Basic and Molecular Epidemiology of Gastrointestinal Disorders Research Center, Research Institute for Gastroenterology and Liver Diseases, Shahid Beheshti University of Medical Sciences, Tehran, Iran.
Foodborne and Waterborne Diseases Research Center, Research Institute for Gastroenterology and Liver Diseases, Shahid Beheshti University of Medical Sciences, Tehran, Iran.
Curr Res Transl Med. 2020 Aug;68(3):125-130. doi: 10.1016/j.retram.2020.03.002. Epub 2020 May 13.
Patients with inflammatory bowel disease (IBD) are at greater risk for Clostridioides difficile infection (CDI).
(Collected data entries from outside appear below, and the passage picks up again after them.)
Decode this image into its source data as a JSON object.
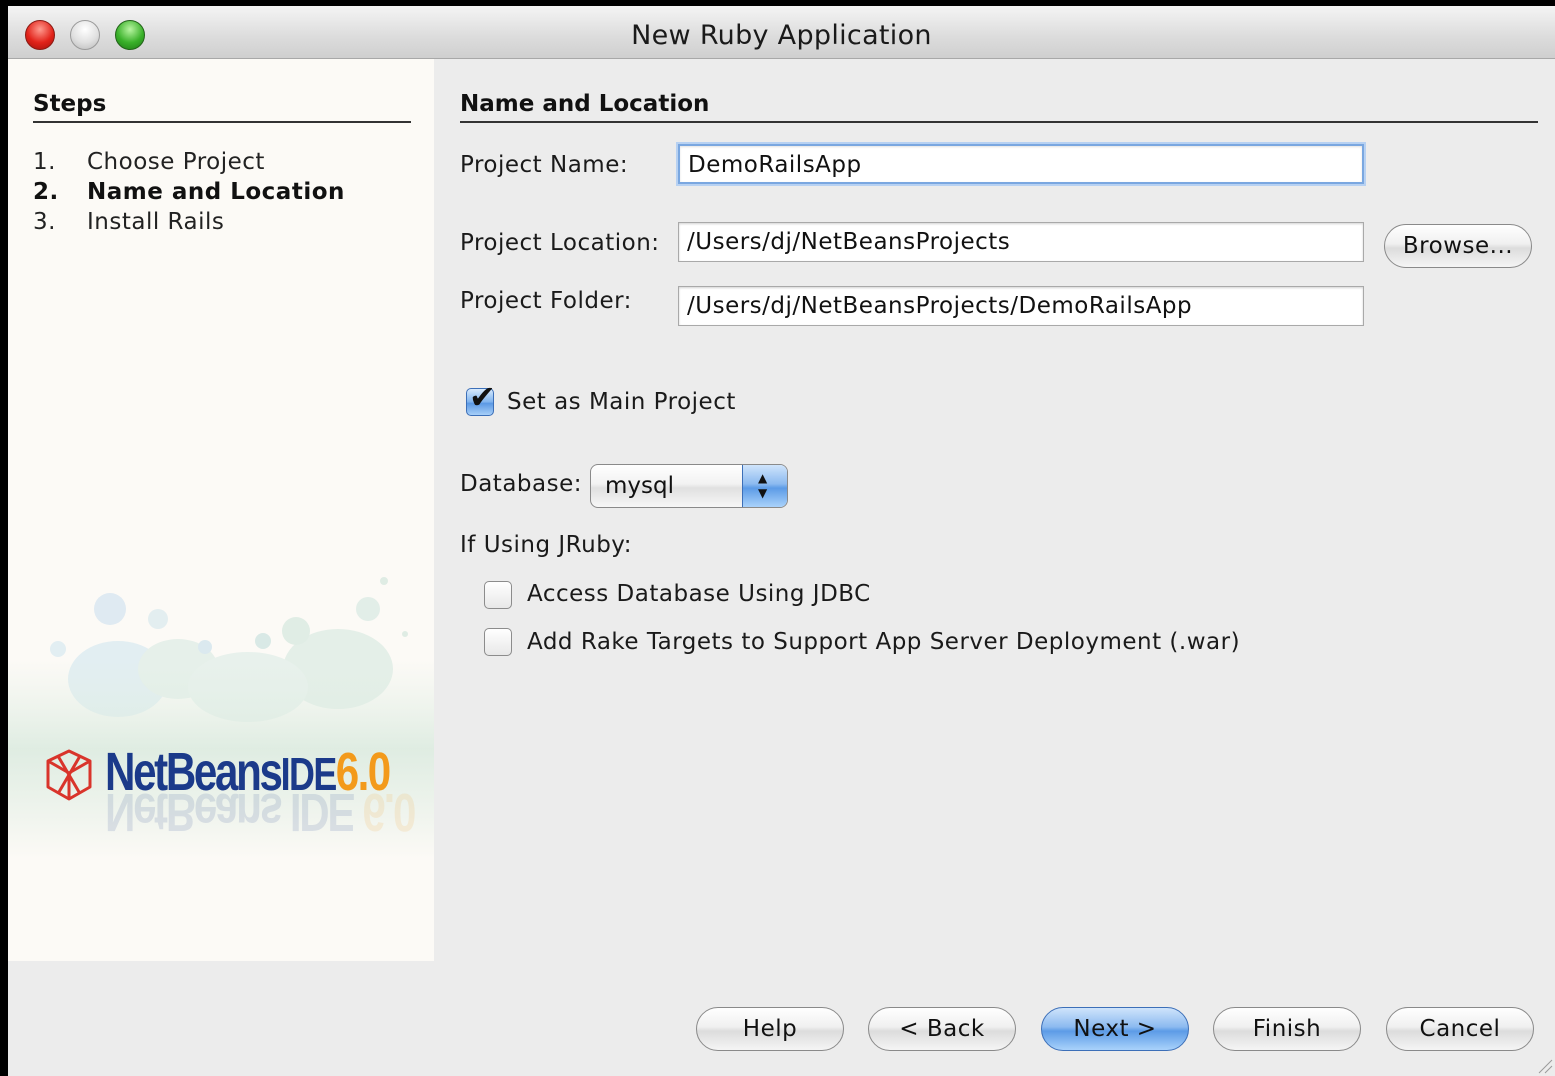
{
  "window": {
    "title": "New Ruby Application"
  },
  "steps": {
    "heading": "Steps",
    "items": [
      {
        "num": "1.",
        "label": "Choose Project"
      },
      {
        "num": "2.",
        "label": "Name and Location"
      },
      {
        "num": "3.",
        "label": "Install Rails"
      }
    ],
    "current": 2
  },
  "logo": {
    "name": "NetBeans",
    "ide": "IDE",
    "version": "6.0",
    "icon": "netbeans-cube-icon"
  },
  "form": {
    "heading": "Name and Location",
    "project_name": {
      "label": "Project Name:",
      "value": "DemoRailsApp"
    },
    "project_location": {
      "label": "Project Location:",
      "value": "/Users/dj/NetBeansProjects",
      "browse_label": "Browse..."
    },
    "project_folder": {
      "label": "Project Folder:",
      "value": "/Users/dj/NetBeansProjects/DemoRailsApp"
    },
    "main_project": {
      "label": "Set as Main Project",
      "checked": true
    },
    "database": {
      "label": "Database:",
      "value": "mysql"
    },
    "jruby_heading": "If Using JRuby:",
    "jdbc": {
      "label": "Access Database Using JDBC",
      "checked": false
    },
    "rake": {
      "label": "Add Rake Targets to Support App Server Deployment (.war)",
      "checked": false
    }
  },
  "buttons": {
    "help": "Help",
    "back": "< Back",
    "next": "Next >",
    "finish": "Finish",
    "cancel": "Cancel"
  },
  "colors": {
    "accent_blue": "#5c9be6",
    "logo_blue": "#1b3a8a",
    "logo_orange": "#f39a1b"
  }
}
There remain controversial issues about the association of infliximab therapy in IBD patients and CDI.
The present work aimed to investigate the potential association between infliximab therapy and the risk of CDI in a group of Iranian patients with IBD.
A total of 140 IBD patients were enrolled, their fresh stool specimens were obtained and used for C. difficile detection. The presence of toxin-encoding genes of C. difficile isolates were examined by PCR. Demographic data, frequency of defecation, antibiotic usage, and IBD therapy were recorded.
About half of the IBD patients had a history of antibiotic usage, mostly metronidazole (11.4 %) alone, and metronidazole + ciprofloxacin (16.4 %) as drug combination. C. difficile was isolated from 17.1 % (24/140) of the IBD patients, and more than 90 % of the isolates were found to be toxigenic having genotypes of tcdA/tcdB (18/22, 81.8 %), tcdA/tcdB (3/22, 13.6 %) and tcdA/tcdB (1/22, 4.5 %). Interestingly, we only found a significant relationship between the emergence of CDI and the use of infliximab in combinations with other drugs (P = 0.023).
In conclusion, there was a considerable incidence of CDI in Iranian patients with IBD. Our study also demonstrated that anti-TNF containing regimens in combinations with other immunosuppressive medications potentially may influence susceptibility to CDI in a group of patients with underlying IBD. Furthermore, our findings recommend avoiding the prolonged use of infliximab along with other corticosteroids or immunomodulators. Further validation studies are needed to better understand the mechanisms that regulate TNF-mediated pathways in CDI pathogenesis among IBD patients.
炎症性肠病(IBD)患者发生艰难梭菌感染(CDI)的风险更高。在英夫利昔单抗治疗与 IBD 患者 CDI 之间的关联方面,仍存在一些有争议的问题。
本研究旨在调查一组伊朗 IBD 患者中,英夫利昔单抗治疗与 CDI 风险之间的潜在关联。
共纳入 140 例 IBD 患者,采集其新鲜粪便标本,用于检测艰难梭菌。通过 PCR 检测艰难梭菌分离株的毒素编码基因。记录患者的人口统计学数据、排便频率、抗生素使用情况以及 IBD 治疗情况。
约一半的 IBD 患者有抗生素使用史,主要为单独使用甲硝唑(11.4%)和甲硝唑+环丙沙星(16.4%)。140 例 IBD 患者中有 17.1%(24/140)分离出艰难梭菌,超过 90%的分离株为产毒株,其 tcdA/tcdB 基因型(18/22,81.8%)、tcdA/tcdB(3/22,13.6%)和 tcdA/tcdB(1/22,4.5%)。有趣的是,我们仅发现 CDI 的发生与英夫利昔单抗与其他药物联合使用之间存在显著关系(P=0.023)。
总之,伊朗 IBD 患者 CDI 的发生率相当高。我们的研究还表明,含抗 TNF 制剂的方案与其他免疫抑制剂药物联合使用可能会影响潜在 IBD 患者对 CDI 的易感性。此外,我们的研究结果建议避免长期使用英夫利昔单抗联合其他皮质类固醇或免疫调节剂。需要进一步的验证性研究来更好地了解 TNF 介导的通路在 IBD 患者 CDI 发病机制中的调控机制。